Discussion of these root causes for migration has been almost entirely absent in the U.S. media. Politicians in Washington now even call for repeating the same steps that led to this migration in the first place. New Jersey Democratic Senator Bob Menendez, for instance, called for increasing funding for the U.S. military’s Southern Command and the State Department’s Central American Security Initiative, giving millions of dollars to the army and police in Central American rightwing regimes. President Obama’s request for US$3.7 billion included that funding.

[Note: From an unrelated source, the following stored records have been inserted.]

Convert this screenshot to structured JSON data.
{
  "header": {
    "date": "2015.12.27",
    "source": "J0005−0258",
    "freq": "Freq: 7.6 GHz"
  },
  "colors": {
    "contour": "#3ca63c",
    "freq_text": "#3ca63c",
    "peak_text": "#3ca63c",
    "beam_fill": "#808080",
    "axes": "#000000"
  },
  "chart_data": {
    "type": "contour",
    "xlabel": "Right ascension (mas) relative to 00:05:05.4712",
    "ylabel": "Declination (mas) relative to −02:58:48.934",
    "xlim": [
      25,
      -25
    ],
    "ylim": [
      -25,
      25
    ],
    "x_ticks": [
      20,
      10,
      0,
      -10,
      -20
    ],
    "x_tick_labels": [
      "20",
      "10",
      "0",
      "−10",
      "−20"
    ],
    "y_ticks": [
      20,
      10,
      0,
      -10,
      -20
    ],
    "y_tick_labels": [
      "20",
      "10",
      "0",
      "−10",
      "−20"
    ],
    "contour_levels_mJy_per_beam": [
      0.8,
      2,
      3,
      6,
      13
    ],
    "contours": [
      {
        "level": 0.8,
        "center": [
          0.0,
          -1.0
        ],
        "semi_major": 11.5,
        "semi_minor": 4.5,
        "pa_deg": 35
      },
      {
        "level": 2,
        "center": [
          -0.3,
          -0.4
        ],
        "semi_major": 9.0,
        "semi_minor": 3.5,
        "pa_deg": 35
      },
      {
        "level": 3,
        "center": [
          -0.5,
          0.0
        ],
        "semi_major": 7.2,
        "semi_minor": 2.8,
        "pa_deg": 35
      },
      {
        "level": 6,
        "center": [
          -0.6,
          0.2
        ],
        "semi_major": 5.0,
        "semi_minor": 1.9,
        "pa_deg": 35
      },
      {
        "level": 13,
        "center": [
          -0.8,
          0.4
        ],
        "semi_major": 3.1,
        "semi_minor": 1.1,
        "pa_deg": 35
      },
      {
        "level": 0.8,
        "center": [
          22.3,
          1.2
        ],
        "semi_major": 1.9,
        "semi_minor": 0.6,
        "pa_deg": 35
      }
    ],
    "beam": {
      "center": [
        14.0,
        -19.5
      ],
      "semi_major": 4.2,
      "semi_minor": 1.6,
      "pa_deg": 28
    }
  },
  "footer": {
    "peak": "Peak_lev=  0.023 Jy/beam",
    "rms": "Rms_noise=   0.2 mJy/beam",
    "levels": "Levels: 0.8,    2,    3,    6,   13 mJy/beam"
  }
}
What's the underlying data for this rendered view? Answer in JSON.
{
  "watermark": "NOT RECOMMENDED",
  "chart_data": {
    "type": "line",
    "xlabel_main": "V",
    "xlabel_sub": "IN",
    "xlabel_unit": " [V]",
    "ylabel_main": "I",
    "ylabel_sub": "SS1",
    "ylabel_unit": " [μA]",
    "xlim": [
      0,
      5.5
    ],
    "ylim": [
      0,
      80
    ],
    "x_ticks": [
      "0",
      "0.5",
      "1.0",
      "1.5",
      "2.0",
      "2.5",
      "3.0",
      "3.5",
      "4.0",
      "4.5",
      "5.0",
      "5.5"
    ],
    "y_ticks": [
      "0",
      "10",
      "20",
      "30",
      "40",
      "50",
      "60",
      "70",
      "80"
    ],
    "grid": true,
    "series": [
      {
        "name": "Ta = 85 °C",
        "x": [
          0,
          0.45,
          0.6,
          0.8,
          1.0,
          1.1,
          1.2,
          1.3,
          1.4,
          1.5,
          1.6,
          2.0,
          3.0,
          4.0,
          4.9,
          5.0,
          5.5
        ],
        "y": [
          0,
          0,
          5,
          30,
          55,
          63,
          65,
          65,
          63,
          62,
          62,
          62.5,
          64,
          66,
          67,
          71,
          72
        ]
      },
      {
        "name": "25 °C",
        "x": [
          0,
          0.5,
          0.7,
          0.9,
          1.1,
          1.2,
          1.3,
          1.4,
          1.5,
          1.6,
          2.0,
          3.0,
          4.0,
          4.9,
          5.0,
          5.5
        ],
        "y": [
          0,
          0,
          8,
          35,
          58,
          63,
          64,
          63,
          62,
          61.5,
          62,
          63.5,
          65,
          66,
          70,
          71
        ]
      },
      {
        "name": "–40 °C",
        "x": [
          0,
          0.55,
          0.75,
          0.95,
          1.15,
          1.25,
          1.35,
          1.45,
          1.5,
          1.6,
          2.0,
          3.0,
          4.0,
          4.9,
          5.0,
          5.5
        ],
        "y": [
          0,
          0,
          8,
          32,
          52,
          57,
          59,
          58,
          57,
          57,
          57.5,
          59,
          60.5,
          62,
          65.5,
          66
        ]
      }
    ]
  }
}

And while retreating on promises to slow deportations, the administration began implementing a fast deportation policy for Central American youth, despite its dubious legality. This measure will cause more pain for families, but fail completely to stop migration. More people will continue to come to the U.S., driven by poverty and repression, made worse by pro-corporate trade agreements and foreign intervention. At the same time, at current deportation rates, about 70,000 people will be deported just between the time of the President’s announcement of the delay and the November election.

“He has stabbed us in the back,” said Veronica Noriega, who recently undertook a hunger strike to demand the release of her husband, Ramon Mendoza Pascual, from detention at the Tacoma Detention Center. “The Republicans openly said ‘no’ to us, but the President deceived us.” Villapando added bitterly. “We know our long-term prospects better than anyone – the President has made us experts in our own suffering by unrolling policy after devastating policy targeting our families and communities. We know what needs to happen. The President has failed to listen to us, and now he has failed to act.”